In our colonoscopy-based study, diverticulosis showed a significant association with BN chewing in Taiwanese male. No obvious association in the female group was the fact of few participants had the habit of BN chewing which is compatible with low prevalence rates of BN chewing behavior among women in Taiwan.12 Furthermore, BN chewing had prominent effect in logistic regression among the combination analysis among most seen substances: cigarette, alcohol and BN. Lin et al. had showed that BN consumption had significant dose-response effects on general obesity. 13 To better understanding how much the obesity played in the association between BN chewing and diverticulosis, our subgroup analysis found obesity weighting the BN chewing in the presence of diverticulosis. As far as we are concerned, we first examined the relationship between diverticulosis and BN chewing.
Diverticulosis is a condition with the presence of colonic diverticula, and previous study showed about 4% of patient will develop acute diverticulitis in 11-years follow-up. 14 Although the clear pathological mechanisms that cause the formation of colonic diverticula are still unknown, modern studies used to believe that there were complex interactions including lifestyle, colonic dysbiosis, colonic motility, genetic factors, and microscopic inflammation.15 However, the chain between inflammation(systemic or mucosal) and the formation of asymptomatic diverticulosis was broken since Peery et al. claimed that colonic diverticulosis was not associated with mucosal inflammation. 16
BN chewing, also known as betel quid or areca nut chewing, was thought to possess digestion improvement and refreshing by the users.2 However, its health benefits is lack of evidence and on the other hand, reviewing evidence of BN toxicity, the IARC has deemed BN (with or without tobacco) as group 1 carcinogen to humans since 2004.4 Furthermore, BN is not only an addictive substance but also causes systemic effects which are mainly due to the principle alkaloid arecoline with the activation of muscarinic receptors and acetylcholine receptors.17
There are some mechanisms linking diverticulosis and BN chewing. First, BN chewing is associated to increasing gastrointestinal motility which is noted among patients with diverticulosis.18 The possible mechanism for arecoline causing increasing gastrointestinal motility may be the result of stimulation of M3 receptor at distal colonic smooth muscle.19 Furthermore, substances in BN stimulate the release of inflammatory mediators: prostanoids, interleukin6, and tumor necrosis factor-α20, and reactive oxygen species. They also activate nuclear factor-κβ21, which are changes with the potential to cause chronic inflammation. The studies mentioned above could support our finding that BN chewing had higher prevalence of diverticulosis. In recent population-based study, Jarbrink-Sehgal et al. found no low-grade colonic inflammation in subjects with diverticulosis by pathologic evidence which highlighted the other possible mechanisms for the formation of diverticulosis.22 Jones RB et al. also indicated no obvious alternation of gut microbiota with or without diverticulosis.23 Through recent studies, the important association between colonic motility and diverticulosis goes without saying.

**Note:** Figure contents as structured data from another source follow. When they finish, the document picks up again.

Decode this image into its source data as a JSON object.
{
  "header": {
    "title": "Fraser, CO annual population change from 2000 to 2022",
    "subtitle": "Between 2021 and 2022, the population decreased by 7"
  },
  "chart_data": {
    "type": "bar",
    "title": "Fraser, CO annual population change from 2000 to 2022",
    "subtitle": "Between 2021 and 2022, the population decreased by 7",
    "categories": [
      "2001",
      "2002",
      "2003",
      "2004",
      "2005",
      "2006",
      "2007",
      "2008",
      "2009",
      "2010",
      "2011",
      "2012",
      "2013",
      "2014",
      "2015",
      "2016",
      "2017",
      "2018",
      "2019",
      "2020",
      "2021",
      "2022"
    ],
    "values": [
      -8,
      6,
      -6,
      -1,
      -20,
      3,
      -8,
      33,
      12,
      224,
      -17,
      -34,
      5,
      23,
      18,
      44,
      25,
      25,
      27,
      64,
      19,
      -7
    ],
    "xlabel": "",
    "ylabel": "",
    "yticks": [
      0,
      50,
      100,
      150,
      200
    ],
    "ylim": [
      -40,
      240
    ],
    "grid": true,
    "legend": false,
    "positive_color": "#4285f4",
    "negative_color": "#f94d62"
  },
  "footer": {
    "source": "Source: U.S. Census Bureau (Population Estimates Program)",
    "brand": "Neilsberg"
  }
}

The present study has some notable limitations. First, it has a cross-sectional design; therefore, the causal relationship between BN chewing and diverticulosis was not assessed. A long-term observation period should be considered in future studies. Second, the presence of diverticulum was observed by colonic scope, and was recorded only with the presence without further subgroup analysis for the right, left, or sigmoid diverticulosis. Third, the questionnaire of daily quantity of betel use was not performed for further dosage effect evaluation. In addition, the participants in our study could not represent nationally, so further study for general population was necessary to obtain external validation.